Equijoin Operation (Experimental)
The Equijoin operation in DocETL is an experimental feature designed for joining two datasets based on flexible, LLM-powered criteria. It leverages many of the same techniques as the Resolve operation, but applies them to the task of joining datasets rather than deduplicating within a single dataset.
Motivation
While traditional database joins rely on exact matches, real-world data often requires more nuanced joining criteria. Equijoin allows for joins based on semantic similarity or complex conditions, making it ideal for scenarios where exact matches are impossible or undesirable.
🚀 Example: Matching Job Candidates to Job Postings
Let's explore a practical example of using the Equijoin operation to match job candidates with suitable job postings based on skills and experience.
- name: match_candidates_to_jobs
type: equijoin
comparison_prompt: |
Compare the following job candidate and job posting:
Candidate Skills: {{ left.skills }}
Candidate Experience: {{ left.years_experience }}
Job Required Skills: {{ right.required_skills }}
Job Desired Experience: {{ right.desired_experience }}
Is this candidate a good match for the job? Consider both the overlap in skills and the candidate's experience level. Respond with "True" if it's a good match, or "False" if it's not a suitable match.
output:
schema:
match_score: float
match_rationale: string
This Equijoin operation matches job candidates to job postings:
- It uses the
comparison_prompt
to determine if a candidate is a good match for a job. - The operation can be optimized to use efficient blocking rules, reducing the number of comparisons.
Jinja2 Syntax with left and right
The prompt template uses Jinja2 syntax, allowing you to reference input fields directly (e.g., left.skills
). You can reference the left and right documents using left
and right
respectively.
Performance Consideration
For large datasets, running comparisons with an LLM can be time-consuming. It's recommended to optimize your pipeline using docetl build pipeline.yaml
to generate efficient blocking rules for the operation.
Blocking
Like the Resolve operation, Equijoin supports blocking techniques to improve efficiency. For details on how blocking works and how to implement it, please refer to the Blocking section in the Resolve operation documentation.
Parameters
Equijoin shares many parameters with the Resolve operation. For a detailed list of required and optional parameters, please see the Parameters section in the Resolve operation documentation.
Key differences for Equijoin include:
resolution_prompt
is not used in Equijoin.limits
parameter is specific to Equijoin, allowing you to set maximum matches for each left and right item.

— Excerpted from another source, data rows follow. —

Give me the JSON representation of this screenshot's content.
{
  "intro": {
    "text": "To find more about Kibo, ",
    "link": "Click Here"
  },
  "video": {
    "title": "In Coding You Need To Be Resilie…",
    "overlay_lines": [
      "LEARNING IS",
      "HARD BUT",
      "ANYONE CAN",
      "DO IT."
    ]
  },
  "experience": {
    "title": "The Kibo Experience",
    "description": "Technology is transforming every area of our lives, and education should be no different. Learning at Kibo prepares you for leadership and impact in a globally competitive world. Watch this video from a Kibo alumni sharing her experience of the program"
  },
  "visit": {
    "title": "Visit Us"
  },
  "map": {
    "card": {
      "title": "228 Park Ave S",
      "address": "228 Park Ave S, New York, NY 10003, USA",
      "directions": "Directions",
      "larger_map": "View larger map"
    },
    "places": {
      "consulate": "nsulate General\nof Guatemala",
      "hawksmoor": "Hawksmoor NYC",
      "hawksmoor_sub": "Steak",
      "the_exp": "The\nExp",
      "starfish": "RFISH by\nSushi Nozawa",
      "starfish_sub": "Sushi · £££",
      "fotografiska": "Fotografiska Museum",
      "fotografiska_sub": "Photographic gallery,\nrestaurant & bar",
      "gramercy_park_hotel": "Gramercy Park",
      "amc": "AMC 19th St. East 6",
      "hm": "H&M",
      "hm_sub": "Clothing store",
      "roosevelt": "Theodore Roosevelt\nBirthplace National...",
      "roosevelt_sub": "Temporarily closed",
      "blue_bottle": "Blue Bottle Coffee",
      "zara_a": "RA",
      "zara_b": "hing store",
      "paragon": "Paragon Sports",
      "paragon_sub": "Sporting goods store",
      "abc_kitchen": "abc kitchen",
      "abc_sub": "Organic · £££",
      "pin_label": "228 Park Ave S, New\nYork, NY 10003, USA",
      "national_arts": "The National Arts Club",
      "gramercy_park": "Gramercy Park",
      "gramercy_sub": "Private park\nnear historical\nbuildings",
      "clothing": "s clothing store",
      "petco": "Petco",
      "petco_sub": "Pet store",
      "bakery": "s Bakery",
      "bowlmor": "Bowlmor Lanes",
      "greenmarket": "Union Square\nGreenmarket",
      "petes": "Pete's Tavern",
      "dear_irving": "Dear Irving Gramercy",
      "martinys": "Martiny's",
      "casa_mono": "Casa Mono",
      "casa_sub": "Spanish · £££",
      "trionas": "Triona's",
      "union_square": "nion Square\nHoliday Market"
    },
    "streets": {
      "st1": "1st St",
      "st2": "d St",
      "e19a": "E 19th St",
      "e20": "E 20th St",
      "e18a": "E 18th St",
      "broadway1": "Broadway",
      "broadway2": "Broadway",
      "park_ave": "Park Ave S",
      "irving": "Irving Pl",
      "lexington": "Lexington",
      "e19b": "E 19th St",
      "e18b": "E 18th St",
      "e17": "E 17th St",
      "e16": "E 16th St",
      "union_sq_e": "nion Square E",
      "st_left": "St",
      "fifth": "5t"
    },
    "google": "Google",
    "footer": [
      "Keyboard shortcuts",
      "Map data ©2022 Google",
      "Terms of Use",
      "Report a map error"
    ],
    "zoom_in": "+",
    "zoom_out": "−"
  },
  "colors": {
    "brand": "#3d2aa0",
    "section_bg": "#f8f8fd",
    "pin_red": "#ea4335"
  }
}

Incorporating Into a Pipeline
Here's an example of how to incorporate the Equijoin operation into a pipeline using the job candidate matching scenario:
model: gpt-4o-mini
datasets:
candidates:
type: file
path: /path/to/candidates.json
job_postings:
type: file
path: /path/to/job_postings.json
operations:
match_candidates_to_jobs:
type: equijoin
join_key:
left:
name: candidate_id
right:
name: job_id
comparison_prompt: |
Compare the following job candidate and job posting:
Candidate Skills: {{ left.skills }}
Candidate Experience: {{ left.years_experience }}
Job Required Skills: {{ right.required_skills }}
Job Desired Experience: {{ right.desired_experience }}
Is this candidate a good match for the job? Consider both the overlap in skills and the candidate's experience level. Respond with "True" if it's a good match, or "False" if it's not a suitable match.
output:
schema:
match_score: float
match_rationale: string
pipeline:
steps:
- name: match_candidates_to_jobs
operations:
- match_candidates_to_jobs:
left: candidates
right: job_postings
output:
type: file
path: "/path/to/matched_candidates_jobs.json"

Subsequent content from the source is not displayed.